Gracze na LCSie często nas zaskakują swoimi zagraniami. W meczu pomiędzy polskim MYMem, a Alternate, ForellenLord (pierwszy gracz, który przekroczył barierę 3000 ELO) grał Ahri. Szło mu świetnie i można szczerze powiedzieć, że to on wygrał tę grę.
W tym meczu najciekawszy był piąty przedmiot w jego buildzie – zadecydował się on na zbudowanie Hextech Revolvera, którego przekształcił w Hextech Gunblade. Dla przypomnienia – przedmiot ten oferuje wampiryzm zaklęć, life steal, AP, AD oraz aktyw, który zadaje obrażenia, skalujące się z AP posiadacza.
Najważniejsze dla Ahri jest AP oraz spell vamp, który zapewniał jej niesamowite leczenie w walkach.
Możliwości spell vampa (pochodzącego z jej pasywa oraz przedmiotu) możecie zobaczyć na poniższym filmie.
Tragiczna jakość nagrań jest spowodowana strasznie długim czasem przetwarzania filmu przez YouTube
http://www.youtube.com/watch?v=hICYnBLF7Nk
Z 40% zdrowia do pełnego w mniej niż 3 sekundy? Żaden problem.
Nie straciła ona również zbyt wiele many, ponieważ miała ulepszony Kielich Athene.
Praktycznie nieograniczony sustain oraz niskie cooldowny (dzięki redukcji) pozwalały FLordowi nie wracać się do bazy (chyba, że po przedmioty).

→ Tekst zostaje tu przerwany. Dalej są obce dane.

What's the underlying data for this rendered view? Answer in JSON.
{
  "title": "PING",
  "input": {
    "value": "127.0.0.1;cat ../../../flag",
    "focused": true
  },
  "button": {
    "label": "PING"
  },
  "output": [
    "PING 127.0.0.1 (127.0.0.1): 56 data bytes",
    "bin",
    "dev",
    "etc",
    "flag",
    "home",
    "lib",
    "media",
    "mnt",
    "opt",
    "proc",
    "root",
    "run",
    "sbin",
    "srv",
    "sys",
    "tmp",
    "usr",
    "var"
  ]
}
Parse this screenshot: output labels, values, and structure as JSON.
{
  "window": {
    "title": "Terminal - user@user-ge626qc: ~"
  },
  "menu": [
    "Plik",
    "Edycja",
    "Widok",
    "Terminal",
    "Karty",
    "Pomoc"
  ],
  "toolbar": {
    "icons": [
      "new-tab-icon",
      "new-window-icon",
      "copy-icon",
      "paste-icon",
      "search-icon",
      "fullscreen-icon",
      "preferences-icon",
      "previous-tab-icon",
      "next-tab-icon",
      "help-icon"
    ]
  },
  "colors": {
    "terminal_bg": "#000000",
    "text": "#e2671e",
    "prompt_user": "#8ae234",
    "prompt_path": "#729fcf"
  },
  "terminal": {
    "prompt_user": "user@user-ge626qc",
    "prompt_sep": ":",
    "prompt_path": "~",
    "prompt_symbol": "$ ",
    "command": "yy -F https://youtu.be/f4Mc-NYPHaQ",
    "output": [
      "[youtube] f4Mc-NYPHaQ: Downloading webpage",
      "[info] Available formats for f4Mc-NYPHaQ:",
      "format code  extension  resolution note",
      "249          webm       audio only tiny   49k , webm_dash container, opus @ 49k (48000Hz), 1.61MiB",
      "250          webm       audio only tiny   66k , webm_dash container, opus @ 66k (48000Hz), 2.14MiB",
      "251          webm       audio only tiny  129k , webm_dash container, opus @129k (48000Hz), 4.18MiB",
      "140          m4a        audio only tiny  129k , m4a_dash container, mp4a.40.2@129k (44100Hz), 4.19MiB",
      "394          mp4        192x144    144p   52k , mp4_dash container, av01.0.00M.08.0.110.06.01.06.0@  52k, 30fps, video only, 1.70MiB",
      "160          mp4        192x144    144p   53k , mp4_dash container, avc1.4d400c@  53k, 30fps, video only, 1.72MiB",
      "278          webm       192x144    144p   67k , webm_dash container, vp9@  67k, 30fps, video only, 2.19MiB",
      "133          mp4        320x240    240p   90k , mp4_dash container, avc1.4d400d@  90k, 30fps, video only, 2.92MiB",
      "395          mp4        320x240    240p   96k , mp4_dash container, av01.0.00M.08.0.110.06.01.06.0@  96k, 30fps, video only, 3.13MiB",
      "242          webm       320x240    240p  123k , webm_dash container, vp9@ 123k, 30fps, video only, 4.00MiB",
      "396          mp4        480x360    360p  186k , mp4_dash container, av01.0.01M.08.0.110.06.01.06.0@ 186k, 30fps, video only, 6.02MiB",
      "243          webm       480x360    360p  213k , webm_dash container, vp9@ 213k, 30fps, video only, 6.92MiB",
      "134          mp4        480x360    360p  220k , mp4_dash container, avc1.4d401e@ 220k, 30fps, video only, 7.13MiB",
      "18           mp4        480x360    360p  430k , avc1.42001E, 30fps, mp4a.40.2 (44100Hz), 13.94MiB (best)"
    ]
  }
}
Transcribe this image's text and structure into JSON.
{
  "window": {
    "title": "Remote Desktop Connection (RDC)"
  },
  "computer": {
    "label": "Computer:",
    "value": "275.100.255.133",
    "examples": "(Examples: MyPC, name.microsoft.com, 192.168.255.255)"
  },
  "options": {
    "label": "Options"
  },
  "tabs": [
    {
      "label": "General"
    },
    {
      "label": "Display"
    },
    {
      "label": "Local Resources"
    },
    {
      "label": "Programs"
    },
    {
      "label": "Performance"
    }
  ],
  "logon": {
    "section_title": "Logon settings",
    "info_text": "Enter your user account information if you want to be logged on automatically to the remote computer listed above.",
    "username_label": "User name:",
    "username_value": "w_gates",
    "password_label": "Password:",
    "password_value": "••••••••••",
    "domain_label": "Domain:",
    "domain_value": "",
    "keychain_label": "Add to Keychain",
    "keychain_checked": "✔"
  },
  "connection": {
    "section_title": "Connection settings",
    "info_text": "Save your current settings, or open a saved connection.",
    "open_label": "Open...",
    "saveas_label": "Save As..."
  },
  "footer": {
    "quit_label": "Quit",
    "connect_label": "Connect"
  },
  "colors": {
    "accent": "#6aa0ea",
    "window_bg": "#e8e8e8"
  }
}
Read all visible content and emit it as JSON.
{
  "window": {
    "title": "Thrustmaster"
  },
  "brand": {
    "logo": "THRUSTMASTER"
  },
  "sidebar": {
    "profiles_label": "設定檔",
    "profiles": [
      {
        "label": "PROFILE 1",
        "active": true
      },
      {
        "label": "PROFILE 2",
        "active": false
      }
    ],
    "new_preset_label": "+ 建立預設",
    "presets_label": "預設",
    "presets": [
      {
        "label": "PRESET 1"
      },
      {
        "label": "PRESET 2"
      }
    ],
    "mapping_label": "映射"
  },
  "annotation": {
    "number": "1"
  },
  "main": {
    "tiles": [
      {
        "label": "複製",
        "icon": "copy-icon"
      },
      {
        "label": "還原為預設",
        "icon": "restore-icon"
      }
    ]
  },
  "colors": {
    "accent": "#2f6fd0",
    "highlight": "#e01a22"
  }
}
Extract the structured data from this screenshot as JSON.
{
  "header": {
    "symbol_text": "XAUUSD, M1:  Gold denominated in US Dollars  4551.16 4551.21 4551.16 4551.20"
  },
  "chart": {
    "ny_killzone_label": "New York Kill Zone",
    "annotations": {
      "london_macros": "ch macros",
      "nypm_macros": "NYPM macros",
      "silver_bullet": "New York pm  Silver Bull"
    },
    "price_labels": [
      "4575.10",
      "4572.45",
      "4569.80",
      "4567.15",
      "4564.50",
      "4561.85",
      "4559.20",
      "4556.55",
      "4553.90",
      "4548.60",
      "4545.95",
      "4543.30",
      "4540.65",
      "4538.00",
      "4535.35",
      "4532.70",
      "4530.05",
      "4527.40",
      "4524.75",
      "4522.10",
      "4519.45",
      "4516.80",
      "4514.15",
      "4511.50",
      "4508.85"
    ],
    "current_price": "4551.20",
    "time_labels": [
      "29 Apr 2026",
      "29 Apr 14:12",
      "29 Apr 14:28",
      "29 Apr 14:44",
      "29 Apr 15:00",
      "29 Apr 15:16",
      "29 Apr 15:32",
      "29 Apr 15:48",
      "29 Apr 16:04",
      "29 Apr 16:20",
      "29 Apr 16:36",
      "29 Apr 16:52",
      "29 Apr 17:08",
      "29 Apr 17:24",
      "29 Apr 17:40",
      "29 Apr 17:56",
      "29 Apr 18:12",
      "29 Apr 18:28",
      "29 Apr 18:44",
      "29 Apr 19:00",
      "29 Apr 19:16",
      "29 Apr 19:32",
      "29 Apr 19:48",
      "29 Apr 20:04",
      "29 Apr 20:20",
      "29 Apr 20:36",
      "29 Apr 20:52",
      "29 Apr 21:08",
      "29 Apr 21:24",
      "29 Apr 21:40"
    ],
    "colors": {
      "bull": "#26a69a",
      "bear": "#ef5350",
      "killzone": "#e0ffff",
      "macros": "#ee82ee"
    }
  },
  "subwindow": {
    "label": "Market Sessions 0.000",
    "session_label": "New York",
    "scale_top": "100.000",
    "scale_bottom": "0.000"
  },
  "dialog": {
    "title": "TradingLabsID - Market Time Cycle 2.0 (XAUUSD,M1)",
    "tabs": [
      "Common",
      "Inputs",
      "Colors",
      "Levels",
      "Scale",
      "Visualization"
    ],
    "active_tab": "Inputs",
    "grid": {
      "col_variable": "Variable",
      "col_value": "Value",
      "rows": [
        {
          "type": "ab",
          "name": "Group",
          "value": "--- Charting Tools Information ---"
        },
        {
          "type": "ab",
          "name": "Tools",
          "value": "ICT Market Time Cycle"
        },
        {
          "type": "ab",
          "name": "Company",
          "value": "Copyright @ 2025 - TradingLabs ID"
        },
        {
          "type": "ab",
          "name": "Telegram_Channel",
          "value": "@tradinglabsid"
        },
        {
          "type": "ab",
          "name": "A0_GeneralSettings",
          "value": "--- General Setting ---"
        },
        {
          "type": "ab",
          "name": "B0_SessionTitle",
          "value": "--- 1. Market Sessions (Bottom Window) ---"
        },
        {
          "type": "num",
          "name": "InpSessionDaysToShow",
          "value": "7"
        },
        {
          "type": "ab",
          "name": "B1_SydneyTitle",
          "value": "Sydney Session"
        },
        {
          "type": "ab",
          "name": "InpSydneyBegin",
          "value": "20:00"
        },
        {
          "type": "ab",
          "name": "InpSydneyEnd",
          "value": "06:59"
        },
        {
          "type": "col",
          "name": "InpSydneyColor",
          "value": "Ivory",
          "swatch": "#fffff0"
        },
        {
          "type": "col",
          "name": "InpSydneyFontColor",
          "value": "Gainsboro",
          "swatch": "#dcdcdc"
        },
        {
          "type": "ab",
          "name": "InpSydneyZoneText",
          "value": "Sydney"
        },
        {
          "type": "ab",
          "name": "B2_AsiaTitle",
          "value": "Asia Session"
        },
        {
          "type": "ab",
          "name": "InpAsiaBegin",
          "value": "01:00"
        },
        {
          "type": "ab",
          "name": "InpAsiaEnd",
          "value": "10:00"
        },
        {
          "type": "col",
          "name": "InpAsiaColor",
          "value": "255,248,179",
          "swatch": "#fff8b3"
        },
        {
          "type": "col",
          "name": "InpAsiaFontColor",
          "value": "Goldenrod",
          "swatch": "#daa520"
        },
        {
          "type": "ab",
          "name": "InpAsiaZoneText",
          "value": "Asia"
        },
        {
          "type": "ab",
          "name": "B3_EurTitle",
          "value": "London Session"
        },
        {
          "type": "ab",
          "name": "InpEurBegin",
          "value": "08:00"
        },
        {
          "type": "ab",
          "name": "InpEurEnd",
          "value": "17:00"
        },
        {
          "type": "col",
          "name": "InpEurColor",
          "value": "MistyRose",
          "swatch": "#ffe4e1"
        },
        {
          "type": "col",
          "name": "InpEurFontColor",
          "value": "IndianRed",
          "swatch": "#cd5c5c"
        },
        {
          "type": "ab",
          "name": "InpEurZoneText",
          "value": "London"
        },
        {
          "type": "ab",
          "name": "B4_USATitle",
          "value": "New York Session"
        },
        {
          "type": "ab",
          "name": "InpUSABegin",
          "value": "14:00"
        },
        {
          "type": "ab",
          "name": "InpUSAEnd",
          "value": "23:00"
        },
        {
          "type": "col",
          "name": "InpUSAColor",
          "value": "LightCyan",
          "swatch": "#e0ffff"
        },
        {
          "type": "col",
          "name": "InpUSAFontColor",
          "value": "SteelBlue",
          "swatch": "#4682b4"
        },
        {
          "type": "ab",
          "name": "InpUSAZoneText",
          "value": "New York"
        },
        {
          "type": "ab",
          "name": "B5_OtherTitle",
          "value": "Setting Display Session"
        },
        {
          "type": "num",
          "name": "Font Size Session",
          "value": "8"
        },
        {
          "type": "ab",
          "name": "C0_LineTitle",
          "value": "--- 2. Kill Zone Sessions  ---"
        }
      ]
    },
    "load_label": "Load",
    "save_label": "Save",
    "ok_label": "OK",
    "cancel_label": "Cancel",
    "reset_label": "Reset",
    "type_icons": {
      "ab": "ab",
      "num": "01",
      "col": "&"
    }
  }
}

Wypracowana wcześniej przewaga w złocie oraz wsparcie ze strony drużyny umożliwiały Ahri zabijanie każdego, kto znalazł się w jej zasięgu. Zobaczcie, co stało się z Syndrą.
http://www.youtube.com/watch?v=XysjMwhVnLg
Właściwie to dlaczego mider Alternate zdecydował się na zakup Hextecha? Czy nie lepszy byłby Deathfire Grasp, albo jakiś inny przedmiot?
- ATN miał przewagę ponad 10k w złocie – na taki poziomie jest to strata nie do odrabienia
- Ahri miała ponad 700AP, więc nie potrzebowała większego bursta; przeciwnicy i tak ginęli momentalnie
- Jako najważniejszy carry swojej drużyny, FLord potrzebował wytrzymałości – spell vamp był jego najbardziej efektywną formą. MYM nie był w stanie zabić Ahri na combo (jedyną postacią do tego zdolną była Syndra, która używa swojego ulti, jednak Ahri nie dawała okazji na zburstowanie się). Nieprawdopodobne obrażenia i spell vamp pozwalały FLordowi siać zamęt w szeregach wroga.
http://www.youtube.com/watch?v=SbSZ7-oQDgQ
Jak widzimy w ostatniej walce, FLord przetrwał wszystko, dzięki świetnemu pozycjonowaniu się i leczeniu.
Odpowiednie wykorzystanie aktywa (który zadaje obrażenia podobne jak jednen ładunek “W”, czyli tak naprawdę niewielkie) do spowolnienia wroga ułatwia trafienie charmem i zwiększa, i tak niesamowite, możliwości ucieczki.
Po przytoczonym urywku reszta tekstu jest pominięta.